I'm trying to read in a CSV file into a pandas dataframe and select a column, but keep getting a key error.
The file reads in successfully and I can view the dataframe in an iPython notebook, but when I want to select a column any other than the first one, it throws a key error.
I am using this code:
import pandas as pd
transactions = pd.read_csv('transactions.csv',low_memory=False, delimiter=',', header=0, encoding='ascii')
transactions['quarter']
KeyError Traceback (most recent call last)
Cell In[10], line 2
1 transactions = pd.read_csv('transactions.csv',low_memory=False, delimiter=',', header=0, encoding='ascii')

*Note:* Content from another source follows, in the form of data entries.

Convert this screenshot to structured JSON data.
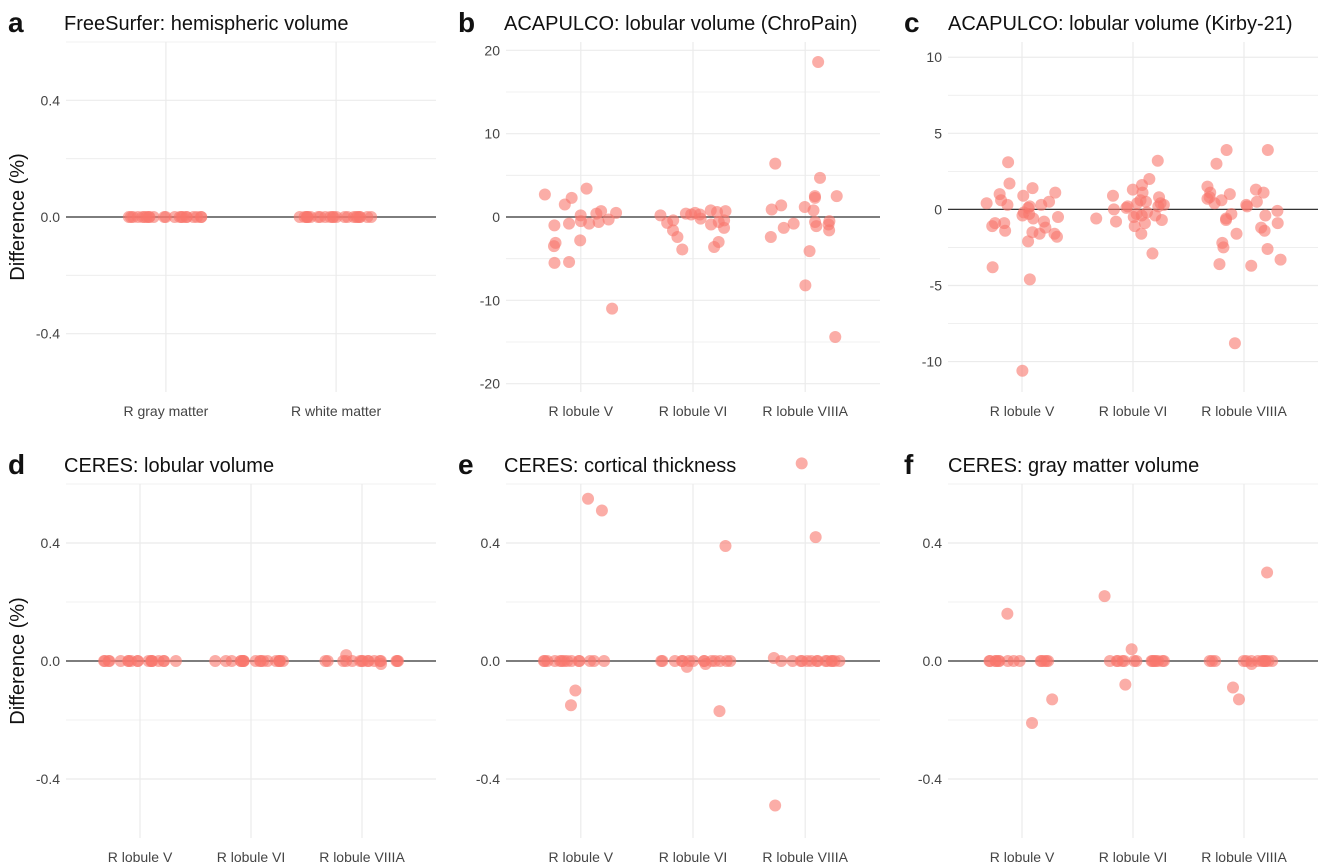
{
  "panels": [
    {
      "letter": "a",
      "title": "FreeSurfer: hemispheric volume",
      "ylabel": "Difference (%)",
      "chart_data": {
        "type": "scatter",
        "categories": [
          "R gray matter",
          "R white matter"
        ],
        "yticks": [
          "0.4",
          "0.0",
          "-0.4"
        ],
        "ytick_values": [
          0.4,
          0.0,
          -0.4
        ],
        "ylim": [
          -0.6,
          0.6
        ],
        "reference_line": 0,
        "grid": true,
        "points": [
          {
            "cat": 0,
            "y": [
              0,
              0,
              0,
              0,
              0,
              0,
              0,
              0,
              0,
              0,
              0,
              0,
              0,
              0,
              0,
              0,
              0,
              0,
              0,
              0,
              0,
              0
            ]
          },
          {
            "cat": 1,
            "y": [
              0,
              0,
              0,
              0,
              0,
              0,
              0,
              0,
              0,
              0,
              0,
              0,
              0,
              0,
              0,
              0,
              0,
              0,
              0,
              0,
              0,
              0
            ]
          }
        ]
      }
    },
    {
      "letter": "b",
      "title": "ACAPULCO: lobular volume (ChroPain)",
      "ylabel": "",
      "chart_data": {
        "type": "scatter",
        "categories": [
          "R lobule V",
          "R lobule VI",
          "R lobule VIIIA"
        ],
        "yticks": [
          "20",
          "10",
          "0",
          "-10",
          "-20"
        ],
        "ytick_values": [
          20,
          10,
          0,
          -10,
          -20
        ],
        "ylim": [
          -21,
          21
        ],
        "reference_line": 0,
        "grid": true,
        "points": [
          {
            "cat": 0,
            "y": [
              0.5,
              2.7,
              2.3,
              1.5,
              3.4,
              -0.3,
              -0.6,
              -1.0,
              -0.8,
              0.7,
              -0.8,
              -0.5,
              -3.5,
              -3.1,
              -2.8,
              -5.5,
              -5.4,
              -11.0,
              0.4,
              0.2
            ]
          },
          {
            "cat": 1,
            "y": [
              0.6,
              0.3,
              -0.4,
              -0.9,
              0.8,
              0.5,
              -0.6,
              -1.3,
              -1.6,
              -2.4,
              -3.0,
              -3.9,
              -3.6,
              0.2,
              0.7,
              -0.2,
              -0.4,
              0.3,
              0.4,
              -0.7
            ]
          },
          {
            "cat": 2,
            "y": [
              1.4,
              0.8,
              -0.9,
              -0.6,
              2.3,
              2.5,
              4.7,
              6.4,
              1.2,
              -0.5,
              -1.1,
              -1.6,
              0.9,
              -1.3,
              -2.4,
              2.5,
              -0.8,
              -4.1,
              -8.2,
              -14.4,
              18.6
            ]
          }
        ]
      }
    },
    {
      "letter": "c",
      "title": "ACAPULCO: lobular volume (Kirby-21)",
      "ylabel": "",
      "chart_data": {
        "type": "scatter",
        "categories": [
          "R lobule V",
          "R lobule VI",
          "R lobule VIIIA"
        ],
        "yticks": [
          "10",
          "5",
          "0",
          "-5",
          "-10"
        ],
        "ytick_values": [
          10,
          5,
          0,
          -5,
          -10
        ],
        "ylim": [
          -12,
          11
        ],
        "reference_line": 0,
        "grid": true,
        "points": [
          {
            "cat": 0,
            "y": [
              0.3,
              0.5,
              -0.2,
              -0.9,
              -1.2,
              -1.6,
              -2.1,
              0.6,
              -0.5,
              -1.1,
              -1.6,
              1.0,
              0.9,
              0.4,
              0.2,
              -0.6,
              -0.3,
              1.7,
              1.1,
              -0.4,
              0.1,
              1.4,
              -0.9,
              3.1,
              -4.6,
              -3.8,
              -10.6,
              -1.4,
              -1.8,
              0.3,
              -0.8,
              -1.5
            ]
          },
          {
            "cat": 1,
            "y": [
              0.4,
              0.8,
              1.3,
              1.6,
              0.2,
              -0.4,
              -0.7,
              0.5,
              0.9,
              -0.6,
              -0.2,
              1.1,
              0.4,
              -0.9,
              -1.1,
              -1.6,
              2.0,
              3.2,
              -2.9,
              0.3,
              -0.5,
              0.1,
              -0.3,
              0.6,
              -0.8,
              0.0,
              0.2,
              -0.4
            ]
          },
          {
            "cat": 2,
            "y": [
              1.3,
              1.1,
              0.4,
              -0.4,
              -0.9,
              -1.4,
              -2.2,
              -3.6,
              -3.7,
              0.5,
              1.0,
              0.7,
              3.0,
              3.9,
              -1.2,
              0.3,
              -0.6,
              1.1,
              0.2,
              -0.1,
              -0.7,
              0.6,
              1.5,
              3.9,
              -2.6,
              -3.3,
              -1.6,
              -2.5,
              -8.8,
              0.8,
              -0.3
            ]
          }
        ]
      }
    },
    {
      "letter": "d",
      "title": "CERES: lobular volume",
      "ylabel": "Difference (%)",
      "chart_data": {
        "type": "scatter",
        "categories": [
          "R lobule V",
          "R lobule VI",
          "R lobule VIIIA"
        ],
        "yticks": [
          "0.4",
          "0.0",
          "-0.4"
        ],
        "ytick_values": [
          0.4,
          0.0,
          -0.4
        ],
        "ylim": [
          -0.6,
          0.6
        ],
        "reference_line": 0,
        "grid": true,
        "points": [
          {
            "cat": 0,
            "y": [
              0,
              0,
              0,
              0,
              0,
              0,
              0,
              0,
              0,
              0,
              0,
              0,
              0,
              0,
              0,
              0,
              0,
              0
            ]
          },
          {
            "cat": 1,
            "y": [
              0,
              0,
              0,
              0,
              0,
              0,
              0,
              0,
              0,
              0,
              0,
              0,
              0,
              0,
              0,
              0,
              0,
              0
            ]
          },
          {
            "cat": 2,
            "y": [
              0,
              0,
              0,
              0,
              0,
              0,
              0,
              0,
              0,
              0,
              0,
              0,
              0,
              0,
              0.02,
              -0.01,
              0,
              0
            ]
          }
        ]
      }
    },
    {
      "letter": "e",
      "title": "CERES: cortical thickness",
      "ylabel": "",
      "chart_data": {
        "type": "scatter",
        "categories": [
          "R lobule V",
          "R lobule VI",
          "R lobule VIIIA"
        ],
        "yticks": [
          "0.4",
          "0.0",
          "-0.4"
        ],
        "ytick_values": [
          0.4,
          0.0,
          -0.4
        ],
        "ylim": [
          -0.6,
          0.6
        ],
        "reference_line": 0,
        "grid": true,
        "points": [
          {
            "cat": 0,
            "y": [
              0.55,
              0.51,
              -0.1,
              -0.15,
              0,
              0,
              0,
              0,
              0,
              0,
              0,
              0,
              0,
              0,
              0,
              0,
              0,
              0
            ]
          },
          {
            "cat": 1,
            "y": [
              0.39,
              -0.17,
              -0.02,
              -0.01,
              0,
              0,
              0,
              0,
              0,
              0,
              0,
              0,
              0,
              0,
              0,
              0,
              0,
              0
            ]
          },
          {
            "cat": 2,
            "y": [
              0.67,
              0.42,
              -0.49,
              0.01,
              0,
              0,
              0,
              0,
              0,
              0,
              0,
              0,
              0,
              0,
              0,
              0,
              0,
              0
            ]
          }
        ]
      }
    },
    {
      "letter": "f",
      "title": "CERES: gray matter volume",
      "ylabel": "",
      "chart_data": {
        "type": "scatter",
        "categories": [
          "R lobule V",
          "R lobule VI",
          "R lobule VIIIA"
        ],
        "yticks": [
          "0.4",
          "0.0",
          "-0.4"
        ],
        "ytick_values": [
          0.4,
          0.0,
          -0.4
        ],
        "ylim": [
          -0.6,
          0.6
        ],
        "reference_line": 0,
        "grid": true,
        "points": [
          {
            "cat": 0,
            "y": [
              0.16,
              -0.13,
              -0.21,
              0,
              0,
              0,
              0,
              0,
              0,
              0,
              0,
              0,
              0,
              0,
              0,
              0,
              0
            ]
          },
          {
            "cat": 1,
            "y": [
              0.22,
              0.04,
              -0.08,
              0,
              0,
              0,
              0,
              0,
              0,
              0,
              0,
              0,
              0,
              0,
              0,
              0,
              0
            ]
          },
          {
            "cat": 2,
            "y": [
              0.3,
              -0.09,
              -0.13,
              -0.01,
              0,
              0,
              0,
              0,
              0,
              0,
              0,
              0,
              0,
              0,
              0,
              0,
              0
            ]
          }
        ]
      }
    }
  ],
  "colors": {
    "point": "#F8766D",
    "grid": "#EBEBEB",
    "zero_line": "#333333"
  }
}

----> 2 transactions['quarter']
File ~\anaconda3\envs\py312\Lib\site-packages\pandas\core\frame.py:3896, in DataFrame.__getitem__(self, key)
3894 if self.columns.nlevels > 1:
3895 return self._getitem_multilevel(key)

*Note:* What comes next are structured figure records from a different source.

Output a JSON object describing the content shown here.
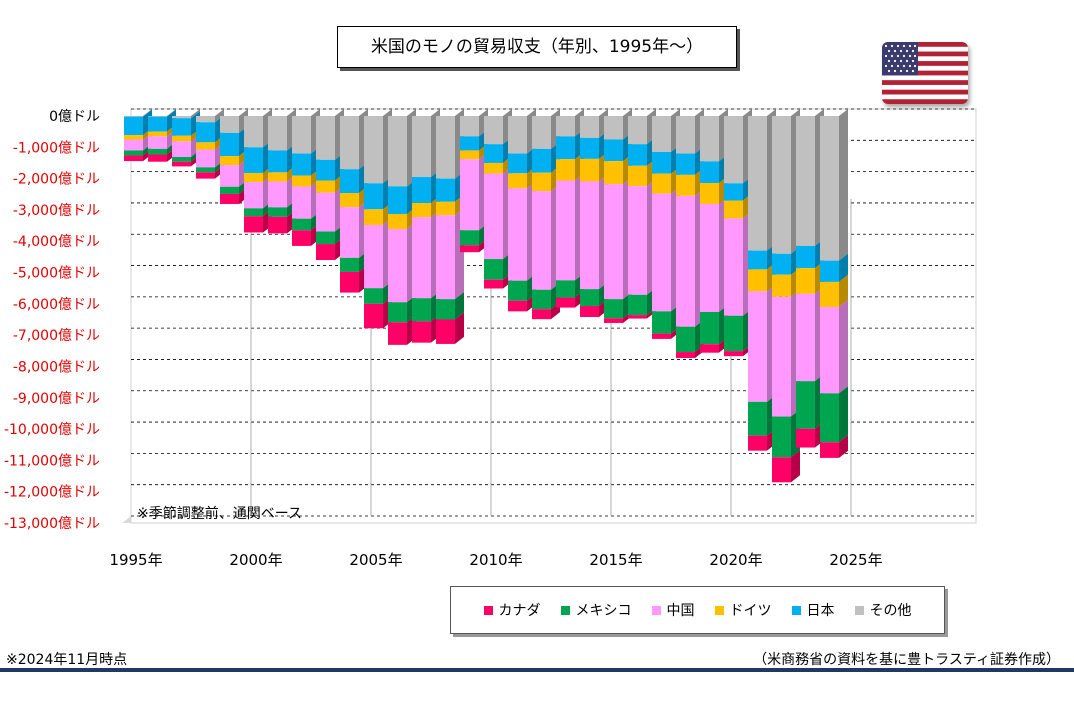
{
  "title": "米国のモノの貿易収支（年別、1995年～）",
  "note": "※季節調整前、通関ベース",
  "footnote_left": "※2024年11月時点",
  "footnote_right": "（米商務省の資料を基に豊トラスティ証券作成）",
  "colors": {
    "canada": "#ff0066",
    "mexico": "#00a550",
    "china": "#ff99ff",
    "germany": "#ffc000",
    "japan": "#00b0f0",
    "other": "#c0c0c0"
  },
  "chart_data": {
    "type": "bar",
    "stacked": true,
    "ylim": [
      -13000,
      0
    ],
    "y_ticks": [
      0,
      -1000,
      -2000,
      -3000,
      -4000,
      -5000,
      -6000,
      -7000,
      -8000,
      -9000,
      -10000,
      -11000,
      -12000,
      -13000
    ],
    "y_tick_labels": [
      "0億ドル",
      "-1,000億ドル",
      "-2,000億ドル",
      "-3,000億ドル",
      "-4,000億ドル",
      "-5,000億ドル",
      "-6,000億ドル",
      "-7,000億ドル",
      "-8,000億ドル",
      "-9,000億ドル",
      "-10,000億ドル",
      "-11,000億ドル",
      "-12,000億ドル",
      "-13,000億ドル"
    ],
    "x_tick_labels": [
      "1995年",
      "2000年",
      "2005年",
      "2010年",
      "2015年",
      "2020年",
      "2025年"
    ],
    "x_tick_years": [
      1995,
      2000,
      2005,
      2010,
      2015,
      2020,
      2025
    ],
    "years": [
      1995,
      1996,
      1997,
      1998,
      1999,
      2000,
      2001,
      2002,
      2003,
      2004,
      2005,
      2006,
      2007,
      2008,
      2009,
      2010,
      2011,
      2012,
      2013,
      2014,
      2015,
      2016,
      2017,
      2018,
      2019,
      2020,
      2021,
      2022,
      2023,
      2024
    ],
    "series": [
      {
        "name": "その他",
        "key": "other",
        "values": [
          -20,
          -20,
          -70,
          -200,
          -540,
          -1000,
          -1100,
          -1200,
          -1400,
          -1700,
          -2150,
          -2250,
          -1950,
          -2000,
          -650,
          -900,
          -1200,
          -1050,
          -650,
          -700,
          -750,
          -900,
          -1150,
          -1200,
          -1450,
          -2150,
          -4300,
          -4400,
          -4150,
          -4620
        ]
      },
      {
        "name": "日本",
        "key": "japan",
        "values": [
          -590,
          -480,
          -560,
          -640,
          -740,
          -820,
          -700,
          -700,
          -660,
          -760,
          -830,
          -880,
          -830,
          -740,
          -450,
          -600,
          -630,
          -760,
          -730,
          -670,
          -690,
          -690,
          -690,
          -680,
          -690,
          -550,
          -600,
          -670,
          -710,
          -680
        ]
      },
      {
        "name": "ドイツ",
        "key": "germany",
        "values": [
          -150,
          -150,
          -180,
          -230,
          -290,
          -290,
          -290,
          -350,
          -390,
          -450,
          -500,
          -480,
          -450,
          -430,
          -280,
          -340,
          -480,
          -590,
          -680,
          -720,
          -740,
          -650,
          -640,
          -670,
          -670,
          -570,
          -700,
          -700,
          -820,
          -800
        ]
      },
      {
        "name": "中国",
        "key": "china",
        "values": [
          -340,
          -400,
          -500,
          -570,
          -690,
          -840,
          -830,
          -1030,
          -1240,
          -1620,
          -2020,
          -2340,
          -2590,
          -2680,
          -2270,
          -2730,
          -2950,
          -3150,
          -3190,
          -3440,
          -3670,
          -3470,
          -3760,
          -4180,
          -3450,
          -3110,
          -3530,
          -3830,
          -2790,
          -2760
        ]
      },
      {
        "name": "メキシコ",
        "key": "mexico",
        "values": [
          -160,
          -180,
          -150,
          -160,
          -230,
          -250,
          -300,
          -370,
          -400,
          -450,
          -500,
          -640,
          -740,
          -650,
          -480,
          -660,
          -640,
          -620,
          -550,
          -540,
          -610,
          -650,
          -710,
          -810,
          -1030,
          -1130,
          -1080,
          -1300,
          -1520,
          -1560
        ]
      },
      {
        "name": "カナダ",
        "key": "canada",
        "values": [
          -180,
          -230,
          -150,
          -200,
          -320,
          -520,
          -530,
          -500,
          -510,
          -660,
          -780,
          -720,
          -680,
          -780,
          -220,
          -280,
          -340,
          -320,
          -320,
          -350,
          -150,
          -110,
          -170,
          -190,
          -270,
          -160,
          -480,
          -800,
          -600,
          -500
        ]
      }
    ],
    "legend_order": [
      "カナダ",
      "メキシコ",
      "中国",
      "ドイツ",
      "日本",
      "その他"
    ],
    "legend_position": "bottom",
    "grid": true
  }
}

-> 3896 indexer = self.columns.get_loc(key)
3897 if is_integer(indexer):
3898 indexer = [indexer]
File ~\anaconda3\envs\py312\Lib\site-packages\pandas\core\indexes\base.py:3797, in Index.get_loc(self, key)

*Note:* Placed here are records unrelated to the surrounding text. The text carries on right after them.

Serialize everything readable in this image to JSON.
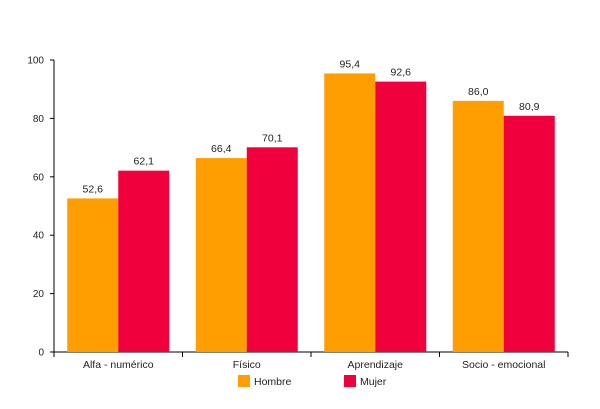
{
  "chart_data": {
    "type": "bar",
    "title": "",
    "xlabel": "",
    "ylabel": "",
    "categories": [
      "Alfa - numérico",
      "Físico",
      "Aprendizaje",
      "Socio - emocional"
    ],
    "series": [
      {
        "name": "Hombre",
        "color": "#FF9E00",
        "values": [
          52.6,
          66.4,
          95.4,
          86.0
        ],
        "labels": [
          "52,6",
          "66,4",
          "95,4",
          "86,0"
        ]
      },
      {
        "name": "Mujer",
        "color": "#F0003C",
        "values": [
          62.1,
          70.1,
          92.6,
          80.9
        ],
        "labels": [
          "62,1",
          "70,1",
          "92,6",
          "80,9"
        ]
      }
    ],
    "ylim": [
      0,
      100
    ],
    "yticks": [
      0,
      20,
      40,
      60,
      80,
      100
    ],
    "grid": false,
    "legend_position": "bottom-center"
  }
}
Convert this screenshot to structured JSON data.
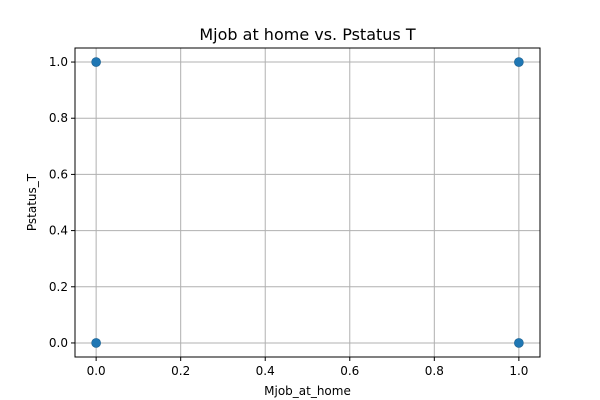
{
  "chart_data": {
    "type": "scatter",
    "title": "Mjob at home vs. Pstatus T",
    "xlabel": "Mjob_at_home",
    "ylabel": "Pstatus_T",
    "xlim": [
      -0.05,
      1.05
    ],
    "ylim": [
      -0.05,
      1.05
    ],
    "xticks": [
      "0.0",
      "0.2",
      "0.4",
      "0.6",
      "0.8",
      "1.0"
    ],
    "yticks": [
      "0.0",
      "0.2",
      "0.4",
      "0.6",
      "0.8",
      "1.0"
    ],
    "grid": true,
    "points": [
      {
        "x": 0,
        "y": 1
      },
      {
        "x": 1,
        "y": 1
      },
      {
        "x": 0,
        "y": 0
      },
      {
        "x": 1,
        "y": 0
      }
    ],
    "marker_color": "#1f77b4",
    "grid_color": "#b0b0b0"
  }
}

3792 if isinstance(casted_key, slice) or (
3793 isinstance(casted_key, abc.Iterable)
3794 and any(isinstance(x, slice) for x in casted_key)
3795 ):
3796 raise InvalidIndexError(key)
-> 3797 raise KeyError(key) from err
3798 except TypeError:
3799 # If we have a listlike key, _check_indexing_error will raise
3800 # InvalidIndexError. Otherwise we fall through and re-raise
3801 # the TypeError.
3802 self._check_indexing_error(key)
KeyError: 'quarter'
transactions.csv
Full data file
product_id, customer_id, store_id, promotion_id, month_of_year, quarter, the_year, store_sales, store_cost, unit_sales, fact_count
1,157,24,1869,12,'Q4',1997,'8.5500','2.9925','3.0000',1
1,456,15,0,6,'Q2',1997,'11.4000','4.3320','4.0000',1
1,638,11,0,9,'Q3',1997,'8.5500','2.9925','3.0000',1
1,916,7,0,4,'Q2',1997,'11.4000','4.9020','4.0000',1
1,923,15,0,7,'Q3',1997,'8.5500','2.7360','3.0000',1
1,1312,3,0,5,'Q2',1997,'8.5500','3.6765','3.0000',1
1,1565,24,0,9,'Q3',1997,'8.5500','4.1895','3.0000',1
1,2270,11,0,11,'Q4',1997,'8.5500','4.0185','3.0000',1
1,3065,3,0,11,'Q4',1997,'5.7000','2.5080','2.0000',1
1,3441,3,0,8,'Q3',1997,'8.5500','3.4200','3.0000',1
1,3528,17,0,10,'Q4',1997,'8.5500','3.8475','3.0000',1
1,4461,11,0,4,'Q2',1997,'8.5500','2.9925','3.0000',1
Use sep=r'\s*,\s*'
to parse a file where the columns may have some number of spaces preceding or following the delimiter (e.g. ,
):
transactions = pd.read_csv('transactions.csv', sep=r'\s*,\s*',
header=0, encoding='ascii', engine='python')
Prove:
print(transactions.columns)
Output:
Index(['product_id', 'customer_id', 'store_id', 'promotion_id', 'month_of_year', 'quarter', 'the_year', 'store_sales', 'store_cost', 'unit_sales', 'fact_count'], dtype='object')
Alternatively, remove unquoted spaces in the CSV file, and use your command (unchanged).